A orientação sexual dos pais não é causa determinante no desenvolvimento da personalidade da criança. Será que todas as crianças educadas por famílias heterossexuais se tornam heterossexuais? Se assim fosse, de onde teriam surgido aquelas que posteriormente se decidiram pela homossexualidade? Há uma série de argumentos, sem fundamentos, a querer enfatizar a proibição da adoção por homossexuais, seja ela concomitante ou não. Chega-se até à ridícula argumentação de que não haveria como colocar no registro civil o nome de um homem como mãe ou de uma mulher como pai em caso de adoção concomitante. Nada mais fácil de resolver: bastava consignar no registro: “nome dos pais” ou “nome das mães”.
Muito mais séria do que tais discussões fúteis e discriminatórias é a situação de milhares de menores que moram nas ruas, abandonados em orfanatos ou qualquer outra instituição ou abrigo.

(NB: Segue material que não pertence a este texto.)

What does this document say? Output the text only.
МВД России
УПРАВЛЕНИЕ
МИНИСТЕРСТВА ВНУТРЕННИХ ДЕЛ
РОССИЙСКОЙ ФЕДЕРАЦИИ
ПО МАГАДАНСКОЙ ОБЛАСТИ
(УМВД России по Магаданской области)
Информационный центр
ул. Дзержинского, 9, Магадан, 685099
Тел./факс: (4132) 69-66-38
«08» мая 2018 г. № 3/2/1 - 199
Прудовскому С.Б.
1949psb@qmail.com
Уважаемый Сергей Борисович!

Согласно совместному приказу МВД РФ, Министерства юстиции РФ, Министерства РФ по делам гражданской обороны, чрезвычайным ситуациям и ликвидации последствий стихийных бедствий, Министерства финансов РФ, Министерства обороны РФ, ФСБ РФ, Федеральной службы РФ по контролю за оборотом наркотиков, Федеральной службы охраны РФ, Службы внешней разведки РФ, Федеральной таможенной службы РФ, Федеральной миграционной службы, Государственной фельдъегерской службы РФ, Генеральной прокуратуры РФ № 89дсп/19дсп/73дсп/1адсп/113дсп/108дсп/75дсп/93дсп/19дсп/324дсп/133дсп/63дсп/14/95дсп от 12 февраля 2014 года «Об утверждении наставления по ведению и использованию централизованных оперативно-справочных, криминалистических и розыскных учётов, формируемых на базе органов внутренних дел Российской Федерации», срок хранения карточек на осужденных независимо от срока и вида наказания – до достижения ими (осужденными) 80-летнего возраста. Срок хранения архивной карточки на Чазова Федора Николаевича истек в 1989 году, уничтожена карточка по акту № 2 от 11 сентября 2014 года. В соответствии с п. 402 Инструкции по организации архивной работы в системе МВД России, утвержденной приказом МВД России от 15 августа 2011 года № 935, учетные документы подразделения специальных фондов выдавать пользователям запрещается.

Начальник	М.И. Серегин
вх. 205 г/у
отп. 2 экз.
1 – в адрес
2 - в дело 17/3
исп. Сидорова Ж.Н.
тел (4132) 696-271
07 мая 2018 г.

Nenhuma instituição dessas, por mais estruturada que seja, pode oferecer aquilo que de fato necessita uma criança: amor e afeto, carinho e aconchego de família. Admitir-se a adoção por famílias homossexuais, com certeza ajudaria em muito a minimizar a questão do menor abandonado, que, com certeza passaria a ser educado com assistência material e intelectual, recebendo carga de amor, afetividade e carinho necessários e suficientes para se tornar um adulto saudável e produtivo como convém à sociedade e ao Estado.